Cute, small, and parked in the CPS Energy parking lot, the BMW i3 is prepping for its role in a national study on plug-in vehicles assembled by CPS Energy, The Electric Power and Reliability Institute (EPRI) and BMW.
BMW and CPS Energy are one of eight auto manufacturers and 11 utilities participating in the research.
An estimated 225,000 PEVs currently populate US roads, with 5,000 in Texas. That number is expected to increase dramatically in coming years as pressure mounts to reduce carbon emissions that contribute to climate change.
PEVs get their power by plugging into an electric outlet and storing that power in an onboard battery. That means no gasoline and no emissions.
BMW America and CPS Energy are testing the BMW i3’s ability to stop or postpone charging during peak demand periods or other power emergencies.

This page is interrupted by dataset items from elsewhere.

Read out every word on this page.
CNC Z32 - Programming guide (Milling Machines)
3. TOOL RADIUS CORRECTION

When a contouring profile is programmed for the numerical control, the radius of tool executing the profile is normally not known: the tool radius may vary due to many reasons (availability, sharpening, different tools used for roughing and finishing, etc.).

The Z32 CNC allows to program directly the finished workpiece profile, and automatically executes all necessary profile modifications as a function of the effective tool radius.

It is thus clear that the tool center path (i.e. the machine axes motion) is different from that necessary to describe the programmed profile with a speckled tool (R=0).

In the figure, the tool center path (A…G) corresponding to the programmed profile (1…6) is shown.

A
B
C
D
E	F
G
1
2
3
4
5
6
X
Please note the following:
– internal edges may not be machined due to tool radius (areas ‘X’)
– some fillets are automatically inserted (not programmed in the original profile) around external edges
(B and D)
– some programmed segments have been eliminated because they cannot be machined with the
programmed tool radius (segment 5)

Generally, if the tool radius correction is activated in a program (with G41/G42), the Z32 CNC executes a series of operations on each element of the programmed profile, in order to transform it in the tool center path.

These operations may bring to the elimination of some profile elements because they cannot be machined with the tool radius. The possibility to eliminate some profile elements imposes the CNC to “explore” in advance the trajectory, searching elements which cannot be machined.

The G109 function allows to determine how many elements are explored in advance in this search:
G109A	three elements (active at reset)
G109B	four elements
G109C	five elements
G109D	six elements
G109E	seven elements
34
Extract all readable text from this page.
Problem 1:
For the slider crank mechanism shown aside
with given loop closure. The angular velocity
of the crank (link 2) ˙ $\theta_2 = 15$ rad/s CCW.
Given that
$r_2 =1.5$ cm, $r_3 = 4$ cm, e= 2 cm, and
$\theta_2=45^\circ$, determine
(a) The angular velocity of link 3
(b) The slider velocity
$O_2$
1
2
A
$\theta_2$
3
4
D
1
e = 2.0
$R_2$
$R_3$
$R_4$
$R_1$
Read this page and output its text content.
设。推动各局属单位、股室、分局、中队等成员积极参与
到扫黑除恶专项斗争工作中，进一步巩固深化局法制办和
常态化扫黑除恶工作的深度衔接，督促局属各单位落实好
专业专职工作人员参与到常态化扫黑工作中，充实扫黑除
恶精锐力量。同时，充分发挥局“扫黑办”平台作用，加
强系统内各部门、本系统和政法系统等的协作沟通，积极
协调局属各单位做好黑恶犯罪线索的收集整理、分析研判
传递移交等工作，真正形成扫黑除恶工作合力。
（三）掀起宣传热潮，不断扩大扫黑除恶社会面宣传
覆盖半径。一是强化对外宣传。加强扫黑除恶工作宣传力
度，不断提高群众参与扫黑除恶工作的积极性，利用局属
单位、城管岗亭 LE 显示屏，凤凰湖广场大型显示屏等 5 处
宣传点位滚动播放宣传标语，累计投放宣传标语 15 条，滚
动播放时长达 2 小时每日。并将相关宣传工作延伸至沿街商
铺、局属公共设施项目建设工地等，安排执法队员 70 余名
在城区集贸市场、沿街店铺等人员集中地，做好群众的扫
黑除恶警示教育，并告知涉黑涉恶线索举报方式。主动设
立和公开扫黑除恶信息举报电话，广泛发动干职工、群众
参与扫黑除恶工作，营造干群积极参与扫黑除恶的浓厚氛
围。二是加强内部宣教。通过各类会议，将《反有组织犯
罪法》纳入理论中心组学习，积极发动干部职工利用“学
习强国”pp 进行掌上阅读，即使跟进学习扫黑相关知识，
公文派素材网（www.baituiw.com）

They aim to do that by programming demand response event parameters into EPRI and BMW servers, telling the cars to stop pulling power when demand is highest.
Several internal charging events will be scheduled each week, lasting from 15 minutes to four hours.
“These tests are important to CPS Energy because both the growth of PEVs in the service area and the impact on the grid increase daily. We have to understand and be prepared to effectively handle this growing demand,” said Dr. Eddie Kirby, strategic research and innovation manager at CPS Energy. “
Participating in this study also allows CPS Energy to be directly involved in ensuring the effectiveness and the security of this and other technologies specific to PEVs.
Impressed? Wait, there’s more.
With the advent of the smart grid, which is now being built in San Antonio, the future of electric vehicles will includes more of this “smart charging.”
“The vehicles will communicate directly with the smart grid to determine the best time to charge,” explained Kirby. “Another way PEVs could play a role in our smart grid future is to become a source of energy storage for the home. That’s the Vehicle-to-Home (V2H) concept.”
And that does what?
The idea is that V2H technology would issue a signal to participating electric cars to back up part of the owner’s home for a period of time. “In essence, the car would provide the ability to remove the home from the grid when peak demand is straining the system,” Kirby said.
Imagine that at some point in the not so distant future, your car may power your house. Made possible, in part, by CPS Energy.